Comment 9 for bug 230906

Revision history for this message
Andrew Sayers (andrew-bugs-launchpad-net) wrote :

A bit of googling and testing shows that the null character is invalid in ext2, and that it's silently removed from files:

$ echo > ~/foo$'\0'bar
$ ls ~/foobar
/home/andrew/foobar

If these are actually valid characters in the filesystem, it seems inappropriate to call this a "bug" anywhere in Linux. What if my digital camera only supports FAT but I want to create a file "Me & my friends.jpg"?

Reading the open(2) man page, it's not clear to me that the kernel has any concept of rejecting illegal filenames: the null character is silently discarded and '/' is treated as a directory separator. However, mount(8) shows that there's a "uni_xlate" option for vfat which translates Unicode characters that can't be represented in a FAT filesystem.

If you don't mind rousing the kernel gods, this problem could be fixed by adding the specified characters to those that uni_xlate handles, and by adding uni_xlate to NTFS-3G. This has the advantages that it's relatively transparent to the user and doesn't create weird side-effects like filename collisions. However, it needs to be explicitly turned on, and doesn't help with the (admittedly rare) case of people wanting to read funnily-named files in ext2-on-Windows FSs.

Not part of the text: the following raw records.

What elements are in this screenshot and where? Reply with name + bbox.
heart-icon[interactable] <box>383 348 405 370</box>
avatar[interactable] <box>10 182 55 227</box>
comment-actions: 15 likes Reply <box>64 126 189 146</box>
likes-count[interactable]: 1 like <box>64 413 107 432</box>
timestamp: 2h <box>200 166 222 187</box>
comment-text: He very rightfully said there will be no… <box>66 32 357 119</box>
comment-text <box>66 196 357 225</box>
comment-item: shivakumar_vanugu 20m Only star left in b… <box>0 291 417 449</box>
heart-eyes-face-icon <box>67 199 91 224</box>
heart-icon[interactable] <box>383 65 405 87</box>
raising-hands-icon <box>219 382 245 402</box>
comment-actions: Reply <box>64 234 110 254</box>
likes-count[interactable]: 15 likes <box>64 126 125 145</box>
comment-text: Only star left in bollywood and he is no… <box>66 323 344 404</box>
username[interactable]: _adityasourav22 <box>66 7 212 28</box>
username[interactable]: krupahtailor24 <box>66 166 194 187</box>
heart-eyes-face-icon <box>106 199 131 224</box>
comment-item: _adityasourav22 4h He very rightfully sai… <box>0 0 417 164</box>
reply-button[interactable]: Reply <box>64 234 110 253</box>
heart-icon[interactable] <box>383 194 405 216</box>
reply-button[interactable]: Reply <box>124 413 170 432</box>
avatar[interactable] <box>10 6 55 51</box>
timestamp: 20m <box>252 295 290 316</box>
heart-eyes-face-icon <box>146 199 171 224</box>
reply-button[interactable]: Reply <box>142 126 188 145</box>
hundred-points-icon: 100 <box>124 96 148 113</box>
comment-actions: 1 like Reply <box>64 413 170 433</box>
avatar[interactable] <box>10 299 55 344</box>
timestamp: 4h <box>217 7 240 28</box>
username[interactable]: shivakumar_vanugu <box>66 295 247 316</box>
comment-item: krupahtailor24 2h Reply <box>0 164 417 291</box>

Alternatively, bugs could be filed against all of the major graphical filesystem browsers to add a "warn on Windows-illegal characters" mode. One problem with this is that it creates annoying "are you sure?" boxes that people will ignore then complain about the non-existence of. Another problem is that there will have to be a line drawn between programs that support this feature and programs that don't - it'll be a long time before `cp` gets such a feature, for example. Users crossing that line will face significant confusion as programs on the other side of the line do the wrong thing (from that user's point-of-view).